Further to previous regarding the removal of broken taps:
The folk at Waltons have some suggestions, here.
And, from the world of clock-makers:
To remove a broken or damaged steel screw from a brass item, make up a paste of Alum and water, place over the broken screw.
Leave for 24 hours.
The screw will have been eaten away, leaving the brass intact.
This is the sort of info that used to be "common" knowledge.
Another example is the use of molasses as a "bath" to remove bulk rust from iron and steel items, without introducing potential hydrogen embrittlement and such. This is a SLOW process, but when restoring stuff from a century or more ago, what's another couple of weeks / months?

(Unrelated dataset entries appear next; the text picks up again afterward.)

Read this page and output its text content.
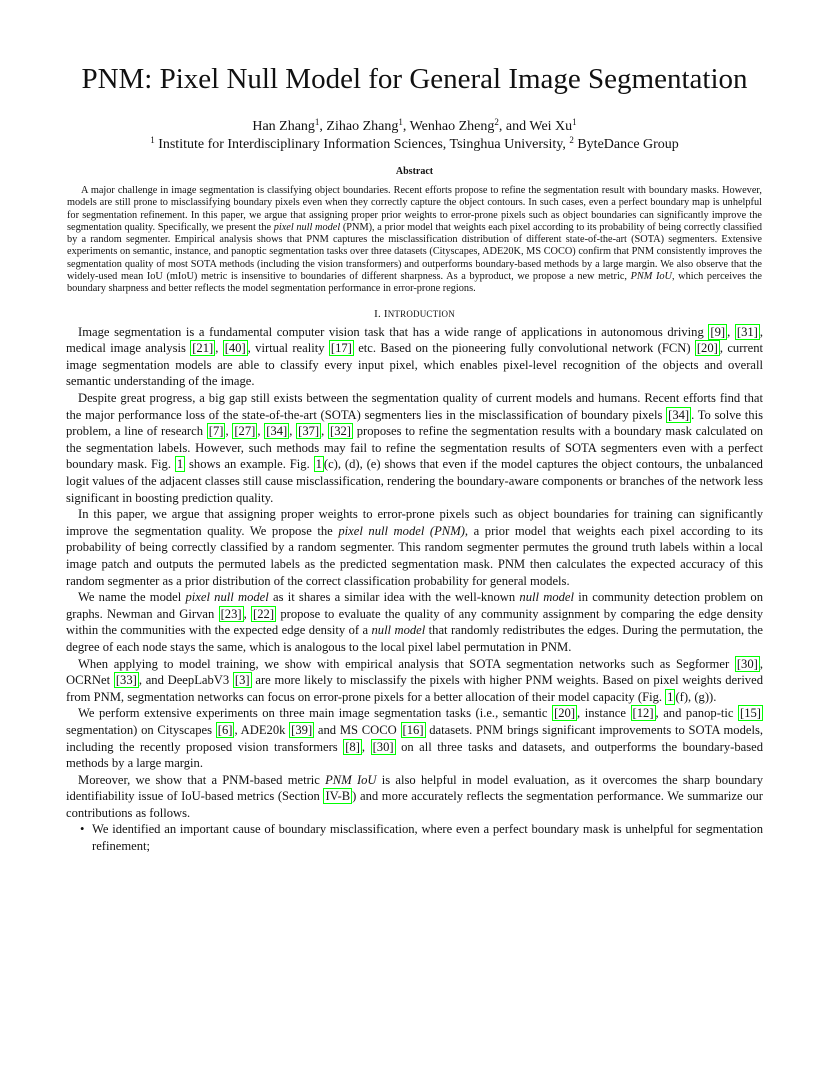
PNM: Pixel Null Model for General Image Segmentation
Han Zhang$^1$, Zihao Zhang$^1$, Wenhao Zheng$^2$, and Wei Xu$^1$
$^1$ Institute for Interdisciplinary Information Sciences, Tsinghua University, $^2$ ByteDance Group
Abstract

A major challenge in image segmentation is classifying object boundaries. Recent efforts propose to refine the segmentation result with boundary masks. However, models are still prone to misclassifying boundary pixels even when they correctly capture the object contours. In such cases, even a perfect boundary map is unhelpful for segmentation refinement. In this paper, we argue that assigning proper prior weights to error-prone pixels such as object boundaries can significantly improve the segmentation quality. Specifically, we present the pixel null model (PNM), a prior model that weights each pixel according to its probability of being correctly classified by a random segmenter. Empirical analysis shows that PNM captures the misclassification distribution of different state-of-the-art (SOTA) segmenters. Extensive experiments on semantic, instance, and panoptic segmentation tasks over three datasets (Cityscapes, ADE20K, MS COCO) confirm that PNM consistently improves the segmentation quality of most SOTA methods (including the vision transformers) and outperforms boundary-based methods by a large margin. We also observe that the widely-used mean IoU (mIoU) metric is insensitive to boundaries of different sharpness. As a byproduct, we propose a new metric, PNM IoU, which perceives the boundary sharpness and better reflects the model segmentation performance in error-prone regions.

I. INTRODUCTION

Image segmentation is a fundamental computer vision task that has a wide range of applications in autonomous driving [9] , [31] , medical image analysis [21] , [40] , virtual reality [17] etc. Based on the pioneering fully convolutional network (FCN) [20] , current image segmentation models are able to classify every input pixel, which enables pixel-level recognition of the objects and overall semantic understanding of the image.

Despite great progress, a big gap still exists between the segmentation quality of current models and humans. Recent efforts find that the major performance loss of the state-of-the-art (SOTA) segmenters lies in the misclassification of boundary pixels [34] . To solve this problem, a line of research [7] , [27] , [34] , [37] , [32] proposes to refine the segmentation results with a boundary mask calculated on the segmentation labels. However, such methods may fail to refine the segmentation results of SOTA segmenters even with a perfect boundary mask. Fig. 1 shows an example. Fig. 1 (c), (d), (e) shows that even if the model captures the object contours, the unbalanced logit values of the adjacent classes still cause misclassification, rendering the boundary-aware components or branches of the network less significant in boosting prediction quality.

In this paper, we argue that assigning proper weights to error-prone pixels such as object boundaries for training can significantly improve the segmentation quality. We propose the pixel null model (PNM), a prior model that weights each pixel according to its probability of being correctly classified by a random segmenter. This random segmenter permutes the ground truth labels within a local image patch and outputs the permuted labels as the predicted segmentation mask. PNM then calculates the expected accuracy of this random segmenter as a prior distribution of the correct classification probability for general models.

We name the model pixel null model as it shares a similar idea with the well-known null model in community detection problem on graphs. Newman and Girvan [23] , [22] propose to evaluate the quality of any community assignment by comparing the edge density within the communities with the expected edge density of a null model that randomly redistributes the edges. During the permutation, the degree of each node stays the same, which is analogous to the local pixel label permutation in PNM.

When applying to model training, we show with empirical analysis that SOTA segmentation networks such as Segformer [30] , OCRNet [33] , and DeepLabV3 [3] are more likely to misclassify the pixels with higher PNM weights. Based on pixel weights derived from PNM, segmentation networks can focus on error-prone pixels for a better allocation of their model capacity (Fig. 1 (f), (g)).

We perform extensive experiments on three main image segmentation tasks (i.e., semantic [20] , instance [12] , and panop-tic [15] segmentation) on Cityscapes [6] , ADE20k [39] and MS COCO [16] datasets. PNM brings significant improvements to SOTA models, including the recently proposed vision transformers [8] , [30] on all three tasks and datasets, and outperforms the boundary-based methods by a large margin.

Moreover, we show that a PNM-based metric PNM IoU is also helpful in model evaluation, as it overcomes the sharp boundary identifiability issue of IoU-based metrics (Section IV-B ) and more accurately reflects the segmentation performance. We summarize our contributions as follows.

• We identified an important cause of boundary misclassification, where even a perfect boundary mask is unhelpful for segmentation refinement;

Using molasses, now I have never heard of that one! My long retired Father in law, used to be an antique clock seller/ restorer and he showed me some very old tricks for restoration. For instance "age colouring" small replacement parts in a tin with fresh oak shavings and ammonia. Some very clever tricks learned by resourceful clock makers having to use what came to hand down the centuries.
A lot of these are directly transferable to firearm restoration.
Of steel in brass on No32 telescopes. In the past I have been able to drill out the steel screws using the usual methods but where the bubba has had a go previously and totally xxxxxx up the situation I have resorted to cutting the corner off, and soft soldering a new corner onto the turret area THEN drilling and tapping afresh.
To be honest, I have nothing against putting right or correcting someones cock-up as it's a learning experience. Just so long as they STOP when it's gone wrong and don't compound the problem by continuing further and further into the sh......, er....., quagmire!